Fast and reliable method for the analysis of methylmalonic acid from human plasma

Importance of the Topic

The accurate quantification of methylmalonic acid (MMA) in human plasma is critical for the diagnosis and monitoring of vitamin B12 (cobalamin) deficiency. Conventional gas chromatography–mass spectrometry methods require lengthy derivatization and extended run times. Interference from endogenous succinic acid (SA), which shares the same molecular weight and similar fragmentation, further complicates selective detection.

Objectives and Study Overview

This study describes a fast, reliable, high-throughput LC-MS/MS workflow for MMA analysis.
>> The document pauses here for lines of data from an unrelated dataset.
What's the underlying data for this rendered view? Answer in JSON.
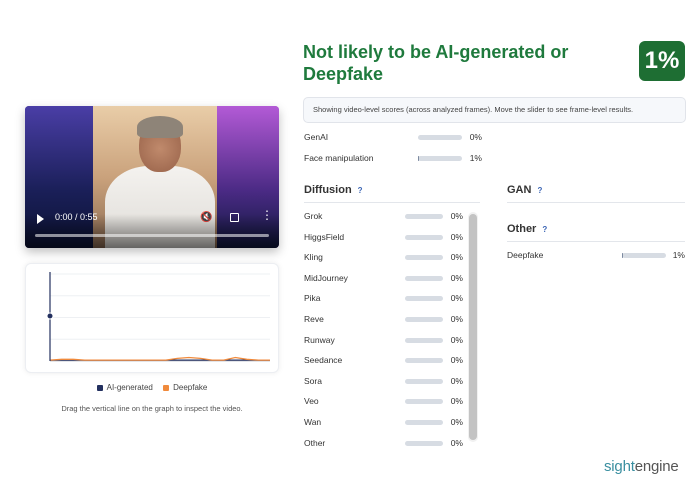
{
  "verdict": {
    "title": "Not likely to be AI-generated or Deepfake",
    "score_badge": "1%",
    "color": "#1f7a3d"
  },
  "info_text": "Showing video-level scores (across analyzed frames). Move the slider to see frame-level results.",
  "top_scores": [
    {
      "label": "GenAI",
      "value": "0%",
      "fraction": 0.0
    },
    {
      "label": "Face manipulation",
      "value": "1%",
      "fraction": 0.01
    }
  ],
  "diffusion": {
    "title": "Diffusion",
    "help_icon": "?",
    "items": [
      {
        "label": "Grok",
        "value": "0%",
        "fraction": 0.0
      },
      {
        "label": "HiggsField",
        "value": "0%",
        "fraction": 0.0
      },
      {
        "label": "Kling",
        "value": "0%",
        "fraction": 0.0
      },
      {
        "label": "MidJourney",
        "value": "0%",
        "fraction": 0.0
      },
      {
        "label": "Pika",
        "value": "0%",
        "fraction": 0.0
      },
      {
        "label": "Reve",
        "value": "0%",
        "fraction": 0.0
      },
      {
        "label": "Runway",
        "value": "0%",
        "fraction": 0.0
      },
      {
        "label": "Seedance",
        "value": "0%",
        "fraction": 0.0
      },
      {
        "label": "Sora",
        "value": "0%",
        "fraction": 0.0
      },
      {
        "label": "Veo",
        "value": "0%",
        "fraction": 0.0
      },
      {
        "label": "Wan",
        "value": "0%",
        "fraction": 0.0
      },
      {
        "label": "Other",
        "value": "0%",
        "fraction": 0.0
      }
    ]
  },
  "gan": {
    "title": "GAN",
    "help_icon": "?"
  },
  "other": {
    "title": "Other",
    "help_icon": "?",
    "items": [
      {
        "label": "Deepfake",
        "value": "1%",
        "fraction": 0.01
      }
    ]
  },
  "video": {
    "time": "0:00 / 0:55",
    "play_icon": "play-icon",
    "mute_icon": "mute-icon",
    "fullscreen_icon": "fullscreen-icon",
    "more_icon": "more-vertical-icon"
  },
  "legend": [
    {
      "label": "AI-generated",
      "color": "#23305f"
    },
    {
      "label": "Deepfake",
      "color": "#f08a3c"
    }
  ],
  "hint": "Drag the vertical line on the graph to inspect the video.",
  "chart_data": {
    "type": "line",
    "ylim": [
      0,
      1
    ],
    "grid": true,
    "series": [
      {
        "name": "AI-generated",
        "color": "#23305f",
        "values": [
          0.01,
          0.01,
          0.01,
          0.01,
          0.01,
          0.01,
          0.01,
          0.01,
          0.01,
          0.01,
          0.01,
          0.01,
          0.01,
          0.01,
          0.01,
          0.01,
          0.01,
          0.01,
          0.01,
          0.01
        ]
      },
      {
        "name": "Deepfake",
        "color": "#f08a3c",
        "values": [
          0.01,
          0.02,
          0.02,
          0.01,
          0.01,
          0.01,
          0.01,
          0.01,
          0.01,
          0.01,
          0.01,
          0.03,
          0.04,
          0.03,
          0.01,
          0.01,
          0.04,
          0.02,
          0.01,
          0.01
        ]
      }
    ]
  },
  "brand": {
    "part1": "sight",
    "part2": "engine"
  }
}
Key goals include:

• Efficient extraction of MMA from plasma using mixed-mode ion-exchange solid phase extraction (SPE) on SOLAµ WAX microplates.
• Chromatographic resolution of MMA and SA in under 3.5 minutes without derivatization.
• Accurate quantification across a dynamic range (15–1200 ng/mL) with deuterated MMA (MMA-d3) as an internal standard.

Methodology and Instrumentation

Sample Preparation:

• Spike plasma or phosphate-buffered saline (PBS) surrogate matrix with MMA-d3 internal standard.
• Pre-treat samples with ammonium acetate buffer (pH 4) and load onto SOLAµ WAX SPE plates.
• Condition (methanol), equilibrate (15 mM ammonium acetate), load, wash (buffer and methanol), and elute (5% ammonia in water) in a micro-elution format.
• Evaporate under nitrogen or inject directly; reconstitute in starting mobile phase if needed.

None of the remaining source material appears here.